Жеманница стала бы увиливать от такого предложения, кокетка отклонила бы его, а робкая девушка просто бы испугалась.
Но Луиза Пойндекстер, ни минуты не колеблясь, без тени жеманства или страха встала и покинула своих собеседников. Следуя указаниям мустангера, она взяла веревку, сплетенную из конского волоса, набросила ее на шею укрощенного мустанга и отвела его в конюшню Каса-дель-Корво.

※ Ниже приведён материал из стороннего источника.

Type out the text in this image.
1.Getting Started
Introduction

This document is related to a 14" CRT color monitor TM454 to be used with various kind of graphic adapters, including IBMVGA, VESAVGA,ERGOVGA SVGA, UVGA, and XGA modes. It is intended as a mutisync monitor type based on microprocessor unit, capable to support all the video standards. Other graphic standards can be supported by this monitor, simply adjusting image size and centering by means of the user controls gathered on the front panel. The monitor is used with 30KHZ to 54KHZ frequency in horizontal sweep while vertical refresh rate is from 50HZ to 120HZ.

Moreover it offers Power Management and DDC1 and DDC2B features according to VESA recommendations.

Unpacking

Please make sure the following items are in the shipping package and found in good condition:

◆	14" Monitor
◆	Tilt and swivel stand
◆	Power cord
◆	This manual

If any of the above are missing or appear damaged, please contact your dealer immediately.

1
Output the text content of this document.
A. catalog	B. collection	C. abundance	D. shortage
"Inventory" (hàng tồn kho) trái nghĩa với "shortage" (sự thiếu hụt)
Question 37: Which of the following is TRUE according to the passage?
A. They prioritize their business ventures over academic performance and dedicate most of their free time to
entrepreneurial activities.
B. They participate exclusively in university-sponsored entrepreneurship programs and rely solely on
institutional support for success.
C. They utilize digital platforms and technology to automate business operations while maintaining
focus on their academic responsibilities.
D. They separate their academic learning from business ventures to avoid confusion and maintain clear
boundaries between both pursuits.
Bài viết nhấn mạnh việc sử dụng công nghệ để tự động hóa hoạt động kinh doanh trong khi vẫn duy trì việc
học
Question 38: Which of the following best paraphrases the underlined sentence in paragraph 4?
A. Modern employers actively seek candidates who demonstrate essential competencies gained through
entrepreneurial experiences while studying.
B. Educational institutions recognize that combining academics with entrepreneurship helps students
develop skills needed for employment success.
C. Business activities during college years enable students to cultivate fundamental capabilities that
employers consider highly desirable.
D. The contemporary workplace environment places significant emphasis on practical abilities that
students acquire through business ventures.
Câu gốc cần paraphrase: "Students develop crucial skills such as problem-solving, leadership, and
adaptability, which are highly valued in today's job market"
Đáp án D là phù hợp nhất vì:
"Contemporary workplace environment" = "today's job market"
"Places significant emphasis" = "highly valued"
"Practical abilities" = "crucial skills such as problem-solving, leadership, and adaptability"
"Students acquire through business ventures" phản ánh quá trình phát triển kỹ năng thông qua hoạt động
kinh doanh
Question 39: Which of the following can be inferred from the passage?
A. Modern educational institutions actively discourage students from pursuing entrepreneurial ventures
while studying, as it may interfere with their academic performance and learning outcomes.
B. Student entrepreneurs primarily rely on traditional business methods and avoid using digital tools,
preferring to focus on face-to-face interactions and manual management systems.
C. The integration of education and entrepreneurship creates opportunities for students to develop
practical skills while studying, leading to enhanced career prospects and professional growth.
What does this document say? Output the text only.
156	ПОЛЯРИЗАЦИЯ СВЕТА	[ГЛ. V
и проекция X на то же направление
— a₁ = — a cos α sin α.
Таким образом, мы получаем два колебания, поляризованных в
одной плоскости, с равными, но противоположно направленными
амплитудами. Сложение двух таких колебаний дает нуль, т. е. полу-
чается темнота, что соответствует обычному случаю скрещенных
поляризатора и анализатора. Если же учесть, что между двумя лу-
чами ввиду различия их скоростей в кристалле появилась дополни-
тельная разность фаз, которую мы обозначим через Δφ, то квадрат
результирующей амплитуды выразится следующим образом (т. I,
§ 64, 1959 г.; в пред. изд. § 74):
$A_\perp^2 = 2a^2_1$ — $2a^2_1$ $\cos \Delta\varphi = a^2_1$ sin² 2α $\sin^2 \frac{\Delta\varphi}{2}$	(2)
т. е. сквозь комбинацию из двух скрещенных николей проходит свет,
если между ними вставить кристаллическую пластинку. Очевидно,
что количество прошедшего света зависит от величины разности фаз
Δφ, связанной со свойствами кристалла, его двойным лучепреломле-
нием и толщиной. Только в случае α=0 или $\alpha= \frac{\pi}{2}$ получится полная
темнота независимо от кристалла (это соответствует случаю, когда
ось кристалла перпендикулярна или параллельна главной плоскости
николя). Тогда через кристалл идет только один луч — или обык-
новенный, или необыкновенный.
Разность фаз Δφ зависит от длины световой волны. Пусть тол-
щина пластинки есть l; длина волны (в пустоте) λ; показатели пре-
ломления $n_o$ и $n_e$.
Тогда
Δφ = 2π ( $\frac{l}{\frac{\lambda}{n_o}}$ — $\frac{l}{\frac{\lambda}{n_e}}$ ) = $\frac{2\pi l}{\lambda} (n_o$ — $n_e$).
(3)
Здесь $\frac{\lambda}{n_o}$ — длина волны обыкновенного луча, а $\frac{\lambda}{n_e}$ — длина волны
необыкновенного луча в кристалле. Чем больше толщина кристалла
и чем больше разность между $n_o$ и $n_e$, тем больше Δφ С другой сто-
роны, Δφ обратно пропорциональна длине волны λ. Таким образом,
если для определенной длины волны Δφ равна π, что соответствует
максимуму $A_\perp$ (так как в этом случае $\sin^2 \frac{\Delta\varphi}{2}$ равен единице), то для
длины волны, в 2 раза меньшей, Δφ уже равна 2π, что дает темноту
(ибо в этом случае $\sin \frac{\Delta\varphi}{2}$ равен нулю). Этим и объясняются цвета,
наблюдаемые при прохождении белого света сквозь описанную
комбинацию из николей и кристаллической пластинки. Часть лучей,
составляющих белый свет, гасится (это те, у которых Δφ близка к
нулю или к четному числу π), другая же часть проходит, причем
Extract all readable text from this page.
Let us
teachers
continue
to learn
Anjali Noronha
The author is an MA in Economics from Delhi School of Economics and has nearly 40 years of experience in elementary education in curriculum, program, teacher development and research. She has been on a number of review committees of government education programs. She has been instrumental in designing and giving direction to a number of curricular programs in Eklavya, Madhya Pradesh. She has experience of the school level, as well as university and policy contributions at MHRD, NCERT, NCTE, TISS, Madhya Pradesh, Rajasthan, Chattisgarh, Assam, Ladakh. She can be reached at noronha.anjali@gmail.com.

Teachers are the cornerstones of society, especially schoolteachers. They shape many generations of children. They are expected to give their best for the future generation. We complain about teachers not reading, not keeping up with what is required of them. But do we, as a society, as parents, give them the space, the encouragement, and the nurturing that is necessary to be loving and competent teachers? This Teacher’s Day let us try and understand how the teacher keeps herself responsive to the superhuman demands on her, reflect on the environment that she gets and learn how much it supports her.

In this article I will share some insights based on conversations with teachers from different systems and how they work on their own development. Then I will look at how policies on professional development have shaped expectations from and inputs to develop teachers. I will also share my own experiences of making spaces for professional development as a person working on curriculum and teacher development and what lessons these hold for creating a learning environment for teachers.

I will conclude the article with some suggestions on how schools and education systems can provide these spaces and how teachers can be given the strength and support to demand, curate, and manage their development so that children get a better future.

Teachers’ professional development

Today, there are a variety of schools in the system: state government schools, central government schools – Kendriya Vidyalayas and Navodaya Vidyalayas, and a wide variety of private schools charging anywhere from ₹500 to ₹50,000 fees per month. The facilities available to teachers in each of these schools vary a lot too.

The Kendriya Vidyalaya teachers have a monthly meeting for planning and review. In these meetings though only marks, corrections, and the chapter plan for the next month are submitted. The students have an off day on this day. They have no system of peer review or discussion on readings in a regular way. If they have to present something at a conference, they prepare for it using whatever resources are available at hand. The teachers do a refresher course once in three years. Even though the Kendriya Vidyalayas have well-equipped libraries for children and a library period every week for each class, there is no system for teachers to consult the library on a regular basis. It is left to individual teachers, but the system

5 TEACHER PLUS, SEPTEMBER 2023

Слова мустангера все время звучали у нее в ушах, эхом отдаваясь в сердце:
«Она будет считать вас своей укротительницей и всегда после этого будет покорна вашей воле».
Глава XIIІ
ПИКНИК В ПРЕРИИ
Первые розовые лучи восходящего солнца осветили группу предметов на площади перед офицерскими квартирами форта Индж.
Небольшой фургон, запряженный парой мексиканских мулов, стоял в центре этой группы. Судя по тому, с каким нетерпением мулы били копытом, вертели хвостом и поводили ушами, можно было заключить, что они уже давно стоят на одном месте в упряжке и ждут не дождутся, чтобы двинуться в путь. В то же время поведение мулов предупреждало зевак, чтобы они не подходили близко и не попадались им под копыта.
Но зевак там не было.
В предрассветных сумерках можно было различить только одну фигуру поблизости — человека огромного роста в поярковой шляпе. В нем нетрудно было узнать старого охотника Зеба Стумпа. Он был верхом на своей старой кобыле, которая стояла как вкопанная.
А вокруг все было в лихорадочном движении. Быстро сновали взад и вперед люди — от фургона они спешили к офицерским домикам и затем обратно к фургону.
Там было около десяти человек; они отличались друг от друга своей одеждой и цветом кожи. Большинство из них — это солдаты нестроевой службы. Двое, вероятно, повара, а остальные — денщики местных офицеров.
Среди последних особенно выделялся один негр, важно расхаживавший взад и вперед. Он состоял в лакеях у майора — командира форта. Роль руководителя этой кучки людей исполнял сержант, одетый в соответствующую форму; он был уполномочен нагрузить фургон всякого рода провизией и напитками.
Несмотря на обилие продуктов и вин, не все участники подготовки пикника были удовлетворены достигнутыми результатами. Недоволен был Зеб Стумп.
— Послушай-ка, старшина, — обратился он к сержанту, — я не слышу запаха кукурузы и не заметил, чтобы ты погрузил ее в фургон. А мне кажется, что там, в прерии, найдется кое-кто, предпочитающий ее всяким заграничным штучкам вроде «шампэнь» — так, кажется, вы называете французское вино?